Allowing partial eating
At present the agent either bites the food or ignores it; a binary decision. The trouble with this is that in order to learn about food quality it must start out by biting everything to get some feedback, but if it happens to get a few presentations of really bad food at the start of an evaluation, that will cost it a substantial fitness penalty, adding unnecessary evaluation noise. So I'm going to try making the bite-not bite distinction a continuous one, allowing agents to partially eat some food (by using the actual value of the output neuron instead of just whether or not it is above a threshold). This should allow safer test-biting, which might bring about a desirable reduction in evaluation noise.
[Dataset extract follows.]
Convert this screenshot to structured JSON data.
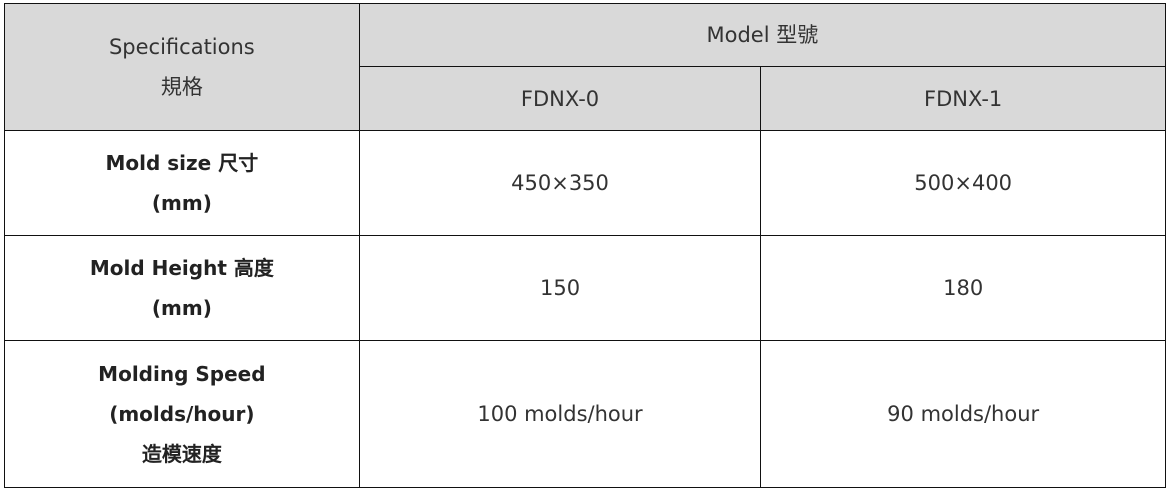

Starting agents' energy levels in the middle of their range
At present, an agent starts a trial with an energy level of 1, and its energy level saturates at 1. This means that if it is immediately presented with good food and eats it, it gets very little information. To remedy this, I will try starting the agents' energy levels at 0.5. This still leaves open the possibility of saturation later on—in fact the best agents will be able to reach an energy level of 1 fairly quickly—but I'm less worried about that because it will kick in after the agent has learned the sensory flag - food goodness relationship.